FOX NEWS Reporters (Reporters Steve Wilson & Jane Akre uncover that most of the Milk in the USA and across some parts of the world is unfit to drink due to Monsanto Corporation’s POSILAC®, which has been proven to be a cancer-causing growth hormone.(known in short as “BGH” “BST” or “rBGH” ), but they were fired for attempting to inform people of the truth.
(Important note: After a long court battle, the Court dismissed the whistle blowers protection for the reporters because the Court stated that there was no law to force that the NEWS state the truth. NEWS was/is no different than other TV shows/reality shows.)
This is type of deceitful corruption is not just FOX news but includes almost all MSM (Main Stream Media).
Self researched, alternative news and information (from multiple sources) is one of the best methods to stay well informed.
Never trust or follow MSM/mega corporations such as Monsanto.
The corrupt FDA has once again turned it’s back on the American public and has actually assisted in suppressing the dangers of this issue.
If you consumed or fed regular milk to your family today (8/21/08), there is more than a 90% chance that it was from a cow injected with BGH.
(Bovine somatotropin developed by using recombinant DNA technology).
You could be killing or harming your child every time you pour them a glass of milk, the same as pouring them a glass of slow acting poison.
Please take action to ensure our children’s safety, for they can not protect themselves. Remember too, that pus (exudate, infection discharge) is almost always present cow’s milk… think about this fact the next time you feed your child this supposedly healthy product.

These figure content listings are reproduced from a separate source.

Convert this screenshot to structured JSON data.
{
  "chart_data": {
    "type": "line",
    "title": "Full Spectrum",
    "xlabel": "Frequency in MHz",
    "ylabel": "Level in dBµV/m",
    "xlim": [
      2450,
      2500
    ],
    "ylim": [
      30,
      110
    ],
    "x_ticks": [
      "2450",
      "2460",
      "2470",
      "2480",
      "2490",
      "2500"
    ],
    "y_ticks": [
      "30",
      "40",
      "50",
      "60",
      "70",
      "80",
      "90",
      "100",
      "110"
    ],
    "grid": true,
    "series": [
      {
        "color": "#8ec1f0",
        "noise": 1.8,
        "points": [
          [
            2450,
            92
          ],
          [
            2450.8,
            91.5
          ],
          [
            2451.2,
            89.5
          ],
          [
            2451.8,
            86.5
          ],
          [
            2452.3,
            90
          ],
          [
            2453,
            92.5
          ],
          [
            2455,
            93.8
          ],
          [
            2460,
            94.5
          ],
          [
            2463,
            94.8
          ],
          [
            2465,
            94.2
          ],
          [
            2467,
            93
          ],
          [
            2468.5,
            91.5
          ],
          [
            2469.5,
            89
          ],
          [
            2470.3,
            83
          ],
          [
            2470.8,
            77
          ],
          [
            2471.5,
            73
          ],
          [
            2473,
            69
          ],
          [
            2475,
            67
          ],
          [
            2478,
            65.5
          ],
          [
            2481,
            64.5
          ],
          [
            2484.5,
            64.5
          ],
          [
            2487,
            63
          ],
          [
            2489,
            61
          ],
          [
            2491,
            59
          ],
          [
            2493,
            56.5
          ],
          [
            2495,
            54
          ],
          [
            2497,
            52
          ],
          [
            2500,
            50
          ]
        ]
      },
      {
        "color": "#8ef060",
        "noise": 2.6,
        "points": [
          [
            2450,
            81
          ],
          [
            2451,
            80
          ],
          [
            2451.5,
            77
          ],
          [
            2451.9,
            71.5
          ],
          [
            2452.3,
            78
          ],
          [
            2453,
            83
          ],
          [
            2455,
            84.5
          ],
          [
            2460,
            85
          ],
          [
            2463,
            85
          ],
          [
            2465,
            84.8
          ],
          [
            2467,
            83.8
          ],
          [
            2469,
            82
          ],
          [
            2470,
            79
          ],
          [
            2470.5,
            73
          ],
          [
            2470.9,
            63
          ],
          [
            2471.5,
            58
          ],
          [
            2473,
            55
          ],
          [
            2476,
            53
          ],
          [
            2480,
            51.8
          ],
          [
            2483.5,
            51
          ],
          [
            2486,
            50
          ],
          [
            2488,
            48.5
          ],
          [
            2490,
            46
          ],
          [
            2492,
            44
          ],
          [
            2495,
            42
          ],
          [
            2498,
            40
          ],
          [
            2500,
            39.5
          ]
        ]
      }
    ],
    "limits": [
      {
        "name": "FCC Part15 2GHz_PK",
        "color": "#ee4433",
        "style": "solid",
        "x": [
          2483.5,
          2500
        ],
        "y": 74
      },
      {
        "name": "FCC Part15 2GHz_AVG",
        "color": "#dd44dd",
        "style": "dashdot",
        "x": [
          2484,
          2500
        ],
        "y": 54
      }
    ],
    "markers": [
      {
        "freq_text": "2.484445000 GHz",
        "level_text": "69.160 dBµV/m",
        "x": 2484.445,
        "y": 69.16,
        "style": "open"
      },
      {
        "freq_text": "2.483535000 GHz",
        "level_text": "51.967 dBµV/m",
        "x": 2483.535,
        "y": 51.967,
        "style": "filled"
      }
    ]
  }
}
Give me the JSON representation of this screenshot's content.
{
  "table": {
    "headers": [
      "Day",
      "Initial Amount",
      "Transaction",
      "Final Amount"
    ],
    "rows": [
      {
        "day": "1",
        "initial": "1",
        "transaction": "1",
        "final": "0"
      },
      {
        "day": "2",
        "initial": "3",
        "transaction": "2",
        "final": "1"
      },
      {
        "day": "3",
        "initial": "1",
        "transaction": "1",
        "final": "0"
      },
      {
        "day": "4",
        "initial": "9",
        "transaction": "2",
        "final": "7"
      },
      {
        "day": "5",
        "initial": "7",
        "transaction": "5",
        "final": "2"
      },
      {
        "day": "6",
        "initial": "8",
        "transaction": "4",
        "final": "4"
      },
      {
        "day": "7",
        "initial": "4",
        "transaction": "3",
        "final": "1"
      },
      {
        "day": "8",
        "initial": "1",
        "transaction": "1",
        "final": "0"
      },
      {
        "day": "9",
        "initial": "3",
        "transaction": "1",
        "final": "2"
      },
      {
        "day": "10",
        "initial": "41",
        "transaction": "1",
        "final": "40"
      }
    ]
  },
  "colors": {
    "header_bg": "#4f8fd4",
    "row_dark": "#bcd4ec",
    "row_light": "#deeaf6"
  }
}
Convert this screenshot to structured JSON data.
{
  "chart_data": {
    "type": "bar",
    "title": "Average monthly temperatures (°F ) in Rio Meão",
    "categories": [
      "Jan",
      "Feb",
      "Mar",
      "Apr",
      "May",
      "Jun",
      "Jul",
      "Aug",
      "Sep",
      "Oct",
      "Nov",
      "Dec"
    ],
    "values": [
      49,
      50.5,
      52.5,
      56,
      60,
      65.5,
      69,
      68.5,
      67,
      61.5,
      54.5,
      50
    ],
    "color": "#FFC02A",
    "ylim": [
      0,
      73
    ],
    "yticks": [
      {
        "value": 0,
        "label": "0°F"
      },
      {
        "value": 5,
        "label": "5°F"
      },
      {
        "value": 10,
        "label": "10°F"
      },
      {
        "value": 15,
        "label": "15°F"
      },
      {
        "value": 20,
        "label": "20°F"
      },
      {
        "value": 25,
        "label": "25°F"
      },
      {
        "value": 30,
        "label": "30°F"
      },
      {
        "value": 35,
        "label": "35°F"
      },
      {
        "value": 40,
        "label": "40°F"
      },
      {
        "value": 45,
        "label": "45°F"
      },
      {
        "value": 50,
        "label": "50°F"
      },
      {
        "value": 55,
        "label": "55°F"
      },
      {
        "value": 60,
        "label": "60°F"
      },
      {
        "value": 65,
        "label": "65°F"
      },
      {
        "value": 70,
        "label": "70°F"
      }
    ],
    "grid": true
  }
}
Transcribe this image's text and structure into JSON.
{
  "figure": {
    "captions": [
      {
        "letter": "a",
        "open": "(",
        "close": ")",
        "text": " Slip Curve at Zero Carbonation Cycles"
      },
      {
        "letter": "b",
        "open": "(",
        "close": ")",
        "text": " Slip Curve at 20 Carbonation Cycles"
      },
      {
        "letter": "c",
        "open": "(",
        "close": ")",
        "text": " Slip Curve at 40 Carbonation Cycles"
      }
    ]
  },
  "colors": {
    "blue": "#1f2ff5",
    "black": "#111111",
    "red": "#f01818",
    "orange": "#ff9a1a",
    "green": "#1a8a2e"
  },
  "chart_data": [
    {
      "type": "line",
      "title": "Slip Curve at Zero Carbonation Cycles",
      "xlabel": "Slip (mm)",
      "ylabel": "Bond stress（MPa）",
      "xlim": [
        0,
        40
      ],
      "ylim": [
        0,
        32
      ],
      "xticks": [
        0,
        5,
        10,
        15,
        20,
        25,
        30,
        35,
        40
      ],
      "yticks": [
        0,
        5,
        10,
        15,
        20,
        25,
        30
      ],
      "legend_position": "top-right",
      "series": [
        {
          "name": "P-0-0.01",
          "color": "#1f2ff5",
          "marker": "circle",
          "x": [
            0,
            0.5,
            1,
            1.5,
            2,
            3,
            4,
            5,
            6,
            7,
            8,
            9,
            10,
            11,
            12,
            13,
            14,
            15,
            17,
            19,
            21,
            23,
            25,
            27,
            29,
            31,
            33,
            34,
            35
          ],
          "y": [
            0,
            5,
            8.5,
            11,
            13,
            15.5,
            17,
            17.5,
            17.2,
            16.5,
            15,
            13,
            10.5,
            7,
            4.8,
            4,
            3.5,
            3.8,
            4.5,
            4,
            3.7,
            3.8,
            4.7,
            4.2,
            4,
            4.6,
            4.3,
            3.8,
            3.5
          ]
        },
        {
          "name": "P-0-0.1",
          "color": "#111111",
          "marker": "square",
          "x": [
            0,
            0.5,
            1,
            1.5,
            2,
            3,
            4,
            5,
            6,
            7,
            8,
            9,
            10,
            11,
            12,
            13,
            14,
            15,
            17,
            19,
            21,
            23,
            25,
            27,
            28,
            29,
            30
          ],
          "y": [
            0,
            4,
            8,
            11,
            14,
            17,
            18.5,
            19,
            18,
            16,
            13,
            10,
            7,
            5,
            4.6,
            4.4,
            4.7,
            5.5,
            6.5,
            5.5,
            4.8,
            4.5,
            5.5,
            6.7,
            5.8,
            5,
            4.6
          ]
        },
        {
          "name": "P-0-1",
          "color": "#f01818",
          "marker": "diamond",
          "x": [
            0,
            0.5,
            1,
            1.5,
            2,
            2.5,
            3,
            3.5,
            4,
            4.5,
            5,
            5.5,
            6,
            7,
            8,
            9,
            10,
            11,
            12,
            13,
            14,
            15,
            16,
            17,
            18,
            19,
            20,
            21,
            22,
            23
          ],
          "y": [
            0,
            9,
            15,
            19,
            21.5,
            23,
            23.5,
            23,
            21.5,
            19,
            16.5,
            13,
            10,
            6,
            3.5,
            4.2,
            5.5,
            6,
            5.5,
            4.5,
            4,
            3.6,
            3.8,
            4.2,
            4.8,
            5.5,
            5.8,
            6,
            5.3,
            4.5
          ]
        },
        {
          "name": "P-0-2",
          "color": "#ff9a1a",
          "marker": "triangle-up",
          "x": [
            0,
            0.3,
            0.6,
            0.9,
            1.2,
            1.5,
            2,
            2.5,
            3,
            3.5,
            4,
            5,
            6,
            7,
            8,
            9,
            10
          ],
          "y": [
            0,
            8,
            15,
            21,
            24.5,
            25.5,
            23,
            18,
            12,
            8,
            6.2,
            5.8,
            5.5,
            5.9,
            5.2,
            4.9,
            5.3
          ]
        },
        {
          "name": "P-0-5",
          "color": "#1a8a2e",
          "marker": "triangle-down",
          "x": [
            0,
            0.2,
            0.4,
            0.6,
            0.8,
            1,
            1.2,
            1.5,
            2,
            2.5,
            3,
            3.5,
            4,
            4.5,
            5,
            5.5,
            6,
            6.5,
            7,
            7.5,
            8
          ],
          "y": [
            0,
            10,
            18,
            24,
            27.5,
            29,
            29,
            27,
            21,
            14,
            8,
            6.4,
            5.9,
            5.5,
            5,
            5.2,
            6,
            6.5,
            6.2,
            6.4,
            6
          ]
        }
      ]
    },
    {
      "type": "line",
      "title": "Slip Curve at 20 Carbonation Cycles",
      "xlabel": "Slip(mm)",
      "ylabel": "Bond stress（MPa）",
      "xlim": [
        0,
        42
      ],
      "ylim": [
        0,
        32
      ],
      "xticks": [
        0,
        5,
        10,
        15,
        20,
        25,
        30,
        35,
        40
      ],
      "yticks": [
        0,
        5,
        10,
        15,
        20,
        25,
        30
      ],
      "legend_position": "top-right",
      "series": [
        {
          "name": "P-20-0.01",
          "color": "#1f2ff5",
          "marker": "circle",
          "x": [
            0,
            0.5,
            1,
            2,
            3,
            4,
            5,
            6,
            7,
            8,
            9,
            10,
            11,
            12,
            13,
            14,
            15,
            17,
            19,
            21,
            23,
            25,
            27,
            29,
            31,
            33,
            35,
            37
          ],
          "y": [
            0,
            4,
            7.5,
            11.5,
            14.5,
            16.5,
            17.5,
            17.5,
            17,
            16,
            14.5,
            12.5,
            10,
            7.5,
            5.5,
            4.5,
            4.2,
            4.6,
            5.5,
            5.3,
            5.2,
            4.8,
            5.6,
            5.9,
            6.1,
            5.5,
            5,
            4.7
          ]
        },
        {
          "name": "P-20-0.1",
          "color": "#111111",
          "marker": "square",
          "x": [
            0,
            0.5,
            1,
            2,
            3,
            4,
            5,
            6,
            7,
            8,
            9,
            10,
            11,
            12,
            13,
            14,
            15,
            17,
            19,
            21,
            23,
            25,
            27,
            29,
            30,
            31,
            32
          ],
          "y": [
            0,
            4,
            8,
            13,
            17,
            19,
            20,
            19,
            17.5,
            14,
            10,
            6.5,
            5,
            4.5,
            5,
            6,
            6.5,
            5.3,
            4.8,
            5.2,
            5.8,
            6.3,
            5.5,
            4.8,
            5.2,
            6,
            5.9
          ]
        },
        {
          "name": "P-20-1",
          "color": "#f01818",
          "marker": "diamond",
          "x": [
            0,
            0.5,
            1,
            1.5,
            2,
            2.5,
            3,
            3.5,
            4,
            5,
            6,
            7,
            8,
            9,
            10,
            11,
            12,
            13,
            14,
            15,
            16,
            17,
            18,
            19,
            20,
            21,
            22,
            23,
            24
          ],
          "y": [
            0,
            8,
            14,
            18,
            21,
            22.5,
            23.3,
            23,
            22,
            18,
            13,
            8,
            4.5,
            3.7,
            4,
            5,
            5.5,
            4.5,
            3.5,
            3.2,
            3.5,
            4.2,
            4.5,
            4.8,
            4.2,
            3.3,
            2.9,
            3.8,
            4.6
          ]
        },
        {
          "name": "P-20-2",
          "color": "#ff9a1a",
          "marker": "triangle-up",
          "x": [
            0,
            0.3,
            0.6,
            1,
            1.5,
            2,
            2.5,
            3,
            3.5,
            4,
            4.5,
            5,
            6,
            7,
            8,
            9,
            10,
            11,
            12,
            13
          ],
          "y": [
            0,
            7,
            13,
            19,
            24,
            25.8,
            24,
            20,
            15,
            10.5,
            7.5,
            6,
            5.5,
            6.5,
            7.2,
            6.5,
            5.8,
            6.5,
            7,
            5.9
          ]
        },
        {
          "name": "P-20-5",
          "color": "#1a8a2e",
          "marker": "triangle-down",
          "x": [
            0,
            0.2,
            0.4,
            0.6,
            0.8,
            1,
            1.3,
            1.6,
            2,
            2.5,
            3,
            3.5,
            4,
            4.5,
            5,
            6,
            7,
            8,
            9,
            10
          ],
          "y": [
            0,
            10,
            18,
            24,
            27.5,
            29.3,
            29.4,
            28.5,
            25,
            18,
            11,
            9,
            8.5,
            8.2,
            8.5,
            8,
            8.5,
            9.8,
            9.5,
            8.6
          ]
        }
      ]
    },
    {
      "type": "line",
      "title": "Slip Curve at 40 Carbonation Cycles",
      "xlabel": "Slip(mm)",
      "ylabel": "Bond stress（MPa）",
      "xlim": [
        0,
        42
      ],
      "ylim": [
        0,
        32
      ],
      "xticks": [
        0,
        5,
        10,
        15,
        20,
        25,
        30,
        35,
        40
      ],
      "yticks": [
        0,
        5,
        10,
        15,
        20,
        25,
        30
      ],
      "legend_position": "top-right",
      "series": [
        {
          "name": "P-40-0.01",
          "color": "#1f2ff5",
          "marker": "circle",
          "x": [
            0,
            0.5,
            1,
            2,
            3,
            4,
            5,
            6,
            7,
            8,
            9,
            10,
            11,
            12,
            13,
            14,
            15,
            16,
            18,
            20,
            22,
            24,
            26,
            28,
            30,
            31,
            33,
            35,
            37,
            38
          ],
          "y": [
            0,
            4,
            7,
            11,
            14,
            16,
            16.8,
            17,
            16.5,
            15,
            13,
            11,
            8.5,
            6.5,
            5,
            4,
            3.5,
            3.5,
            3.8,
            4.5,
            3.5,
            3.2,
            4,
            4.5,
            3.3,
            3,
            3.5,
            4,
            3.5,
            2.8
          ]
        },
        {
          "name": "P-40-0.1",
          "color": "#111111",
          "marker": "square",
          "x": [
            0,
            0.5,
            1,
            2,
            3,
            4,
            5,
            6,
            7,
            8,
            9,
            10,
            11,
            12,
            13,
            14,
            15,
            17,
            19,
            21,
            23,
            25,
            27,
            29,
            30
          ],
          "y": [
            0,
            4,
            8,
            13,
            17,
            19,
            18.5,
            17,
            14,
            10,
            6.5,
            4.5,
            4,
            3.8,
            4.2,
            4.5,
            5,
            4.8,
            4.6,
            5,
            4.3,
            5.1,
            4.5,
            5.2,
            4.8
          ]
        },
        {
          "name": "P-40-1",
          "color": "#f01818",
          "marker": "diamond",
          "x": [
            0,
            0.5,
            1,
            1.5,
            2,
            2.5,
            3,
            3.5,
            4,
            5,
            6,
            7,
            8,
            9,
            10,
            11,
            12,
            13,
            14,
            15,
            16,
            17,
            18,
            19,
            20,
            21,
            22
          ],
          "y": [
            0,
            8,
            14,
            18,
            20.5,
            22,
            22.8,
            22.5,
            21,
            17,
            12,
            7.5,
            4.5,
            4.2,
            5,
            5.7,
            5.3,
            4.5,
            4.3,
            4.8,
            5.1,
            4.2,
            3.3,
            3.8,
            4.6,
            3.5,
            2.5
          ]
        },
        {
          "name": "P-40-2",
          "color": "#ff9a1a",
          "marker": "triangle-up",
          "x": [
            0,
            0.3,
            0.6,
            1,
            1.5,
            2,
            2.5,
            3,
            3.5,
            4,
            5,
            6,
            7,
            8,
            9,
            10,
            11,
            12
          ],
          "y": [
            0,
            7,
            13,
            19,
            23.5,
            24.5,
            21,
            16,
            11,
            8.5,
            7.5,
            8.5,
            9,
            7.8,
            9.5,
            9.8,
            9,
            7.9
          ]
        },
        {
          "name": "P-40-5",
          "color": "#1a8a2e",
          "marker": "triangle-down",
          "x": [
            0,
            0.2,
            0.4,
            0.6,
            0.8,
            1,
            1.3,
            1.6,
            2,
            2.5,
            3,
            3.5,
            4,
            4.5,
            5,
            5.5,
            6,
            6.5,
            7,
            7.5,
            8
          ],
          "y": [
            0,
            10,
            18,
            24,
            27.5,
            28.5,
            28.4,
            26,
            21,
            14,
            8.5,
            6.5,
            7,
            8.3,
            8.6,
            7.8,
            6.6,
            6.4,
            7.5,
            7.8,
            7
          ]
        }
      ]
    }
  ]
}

https://www.youtube.com/watch?v=JL1pKlnhvg0
Non-GMO product sales
Retail sales of products verified by the Non-GMO Project, the top U.S. certification organization.
2011 — $1.2 billion
2012 — $2.7 billion
2013 — $5 billion
2014 — $8.5 billion
Source: Non-GMO Project
So you are saying that Non GMO sucks. GMO sales went from 0 to 90 plus percent in under 15 years.
I’m not saying your a queef But your’;queef!
Abe, your information sources are bogus. In a dairy, each ingredient is independently tested. We know nutritional differences between forage and grain products that no other consumer requires.
There is absolutely zero nutritional difference between GMO and non GMO corn because of the GMO trait. Anyone who claims different should be avoided as an information source.
Hey, good to see ya back. How seeding going?
Everything doing fine. I read some really off base replies on the milk thread, but the comments were closed before I could reply.
It is absurd that anyone would continue arguing we give antibiotics to lactating cows without taking just a few seconds to confirm the facts.
It is simply amazing some of the crazy stuff that is believed.
Dr Vrain did not quit, he retired from the Canadian Federal Government. He was a mid level bureaucrat, working for the Feds.
He is now a Organic farmer and makes huge coin form giving anti-GMO lectures, talk about a conflict of interest.
If you’ll give me the Minute:second, I’ll take a look.